DÉCOUVERTE — Un document rare retrouvé par hasard !

Didier Sapaut —  — Modi­fiée le 20 sep­tembre 2022 à 11 h 34 

Histoire — Au printemps dernier, un élément important de l’histoire des sapeurs-pompiers de Paris est retrouvé par le plus grand des hasards dans une recyclerie bretonne.
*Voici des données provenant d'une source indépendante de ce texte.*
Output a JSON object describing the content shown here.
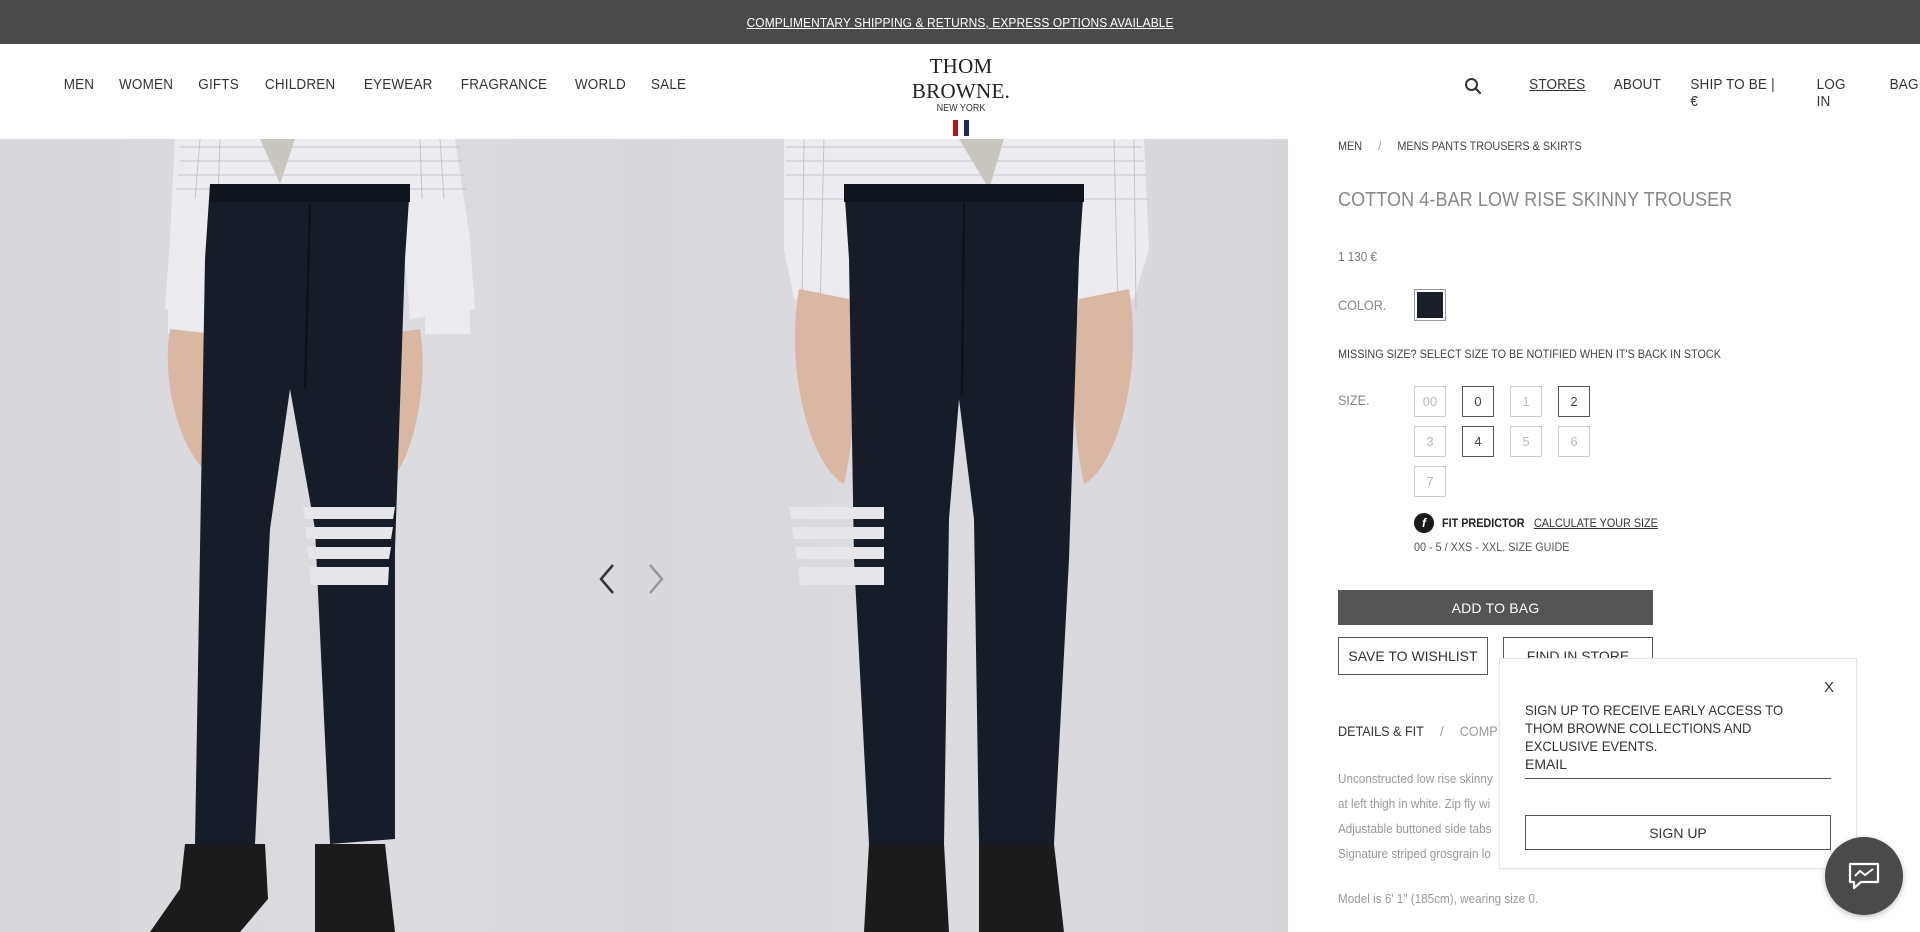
{
  "banner": {
    "text": "COMPLIMENTARY SHIPPING & RETURNS, EXPRESS OPTIONS AVAILABLE"
  },
  "nav": {
    "left": [
      "MEN",
      "WOMEN",
      "GIFTS",
      "CHILDREN",
      "EYEWEAR",
      "FRAGRANCE",
      "WORLD",
      "SALE"
    ],
    "right": [
      "STORES",
      "ABOUT",
      "SHIP TO BE | €",
      "LOG IN",
      "BAG"
    ],
    "active": "STORES",
    "search_icon": "search-icon"
  },
  "logo": {
    "brand": "THOM BROWNE.",
    "city": "NEW YORK",
    "flag_colors": [
      "#b5121b",
      "#ffffff",
      "#1f2a5c"
    ]
  },
  "gallery": {
    "prev_icon": "chevron-left-icon",
    "next_icon": "chevron-right-icon"
  },
  "breadcrumb": {
    "items": [
      "MEN",
      "/",
      "MENS PANTS TROUSERS & SKIRTS"
    ]
  },
  "product": {
    "title": "COTTON 4-BAR LOW RISE SKINNY TROUSER",
    "price": "1 130 €",
    "color_label": "COLOR.",
    "color_hex": "#1a1f2a",
    "missing_size": "MISSING SIZE? SELECT SIZE TO BE NOTIFIED WHEN IT'S BACK IN STOCK",
    "size_label": "SIZE.",
    "sizes": [
      {
        "label": "00",
        "available": false
      },
      {
        "label": "0",
        "available": true
      },
      {
        "label": "1",
        "available": false
      },
      {
        "label": "2",
        "available": true
      },
      {
        "label": "3",
        "available": false
      },
      {
        "label": "4",
        "available": true
      },
      {
        "label": "5",
        "available": false
      },
      {
        "label": "6",
        "available": false
      },
      {
        "label": "7",
        "available": false
      }
    ],
    "fit_predictor": "FIT PREDICTOR",
    "calculate": "CALCULATE YOUR SIZE",
    "size_guide": "00 - 5 / XXS - XXL. SIZE GUIDE",
    "add_to_bag": "ADD TO BAG",
    "save_wishlist": "SAVE TO WISHLIST",
    "find_store": "FIND IN STORE",
    "tabs": [
      "DETAILS & FIT",
      "/",
      "COMP"
    ],
    "description": [
      "Unconstructed low rise skinny",
      "at left thigh in white. Zip fly wi",
      "Adjustable buttoned side tabs",
      "Signature striped grosgrain lo"
    ],
    "model": "Model is 6' 1\" (185cm), wearing size 0."
  },
  "popup": {
    "close": "X",
    "message": "SIGN UP TO RECEIVE EARLY ACCESS TO THOM BROWNE COLLECTIONS AND EXCLUSIVE EVENTS.",
    "email_placeholder": "EMAIL",
    "signup": "SIGN UP"
  },
  "chat": {
    "icon": "chat-icon"
  }
}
C’est un appel ano­nyme qui a déclen­ché cette affaire. Quelqu’un cherche à joindre « le musée » pour signa­ler une décou­verte « qui pour­rait [vous] intéresser ».

Ren­sei­gne­ments pris, il s’agit du registre des inter­ven­tions du Bataillon, de 1824 à 1829. Ce gros volume relié était des­ti­né à la pou­belle et n’a été sau­vé de jus­tesse que par la pré­sence d’esprit de celui qui a flai­ré l’intérêt his­to­rique du docu­ment et son lien avec la Brigade.

Quand et com­ment ce docu­ment a‑t-il quit­té les archives du Bataillon ou du Régi­ment ? Qui l’a gar­dé pen­dant de nom­breuses années ? Le mys­tère reste entier, car son dépôt par­mi d’autres élé­ments des­ti­nés à la des­truc­tion a été effec­tué à la Redon­ne­rie, une recy­cle­rie de la ville de Redon en Ille-et-Vilaine (35).

De gauche à droite : Didier Sapaut, vice-pré­sident de l’association des amis du musée des sapeurs-pom­piers de Paris, le capi­taine Emma­nuel Ran­voi­sy, le capo­ral-chef Étienne Jac­que­lin et Mor­gane Reth, direc­trice de la Redonnerie.

Une visite au Dau­phin
Les objets y sont dépo­sés ano­ny­me­ment avant d’être détruits ou reven­dus. Heu­reu­se­ment, lors du tri des objets, le gros volume inter­pelle un des membres de l’équipe.

En le feuille­tant, le lien avec les pom­piers de Paris est évident. Res­tait à contac­ter la BSPP et à trou­ver la per­sonne idéale. Le 11 juin der­nier, une délé­ga­tion com­po­sée du capi­taine Emma­nuel Ran­voi­sy, chef de la SCPMT, du capo­ral-chef Etienne Jac­que­lin et de Didier Sapaut, vice-pré­sident de l’AAMSPP, s’est donc ren­due à Redon pour remer­cier les béné­voles de la Redon­ne­rie, acteurs de ce sau­ve­tage, et pour prendre pos­ses­sion du registre.

Ce docu­ment pré­sente un inté­rêt his­to­rique cer­tain : les inter­ven­tions sont soi­gneu­se­ment cal­li­gra­phiées à la main et revê­tues des signa­tures du com­man­dant Pla­za­net, com­man­dant le Bataillon de 1814 à 1830, et des prin­ci­paux officiers.

On y retrouve quelques noms de gardes pom­piers qui étaient inter­ve­nus sur le feu de l’ambassade d’Autriche en 1810 et qui avaient été inté­grés dans les rangs du Bataillon nou­vel­le­ment for­mé en 1811.

On y retrouve aus­si, pour l’anecdote, une visite pro­to­co­laire du com­man­dant du bataillon à Son Altesse Royale Mon­sei­gneur le Dau­phin qui tenait à lui expri­mer sa satisfaction.

Le docu­ment est désor­mais conser­vé dans nos archives. C’est le plus ancien registre d’interventions qui y figure.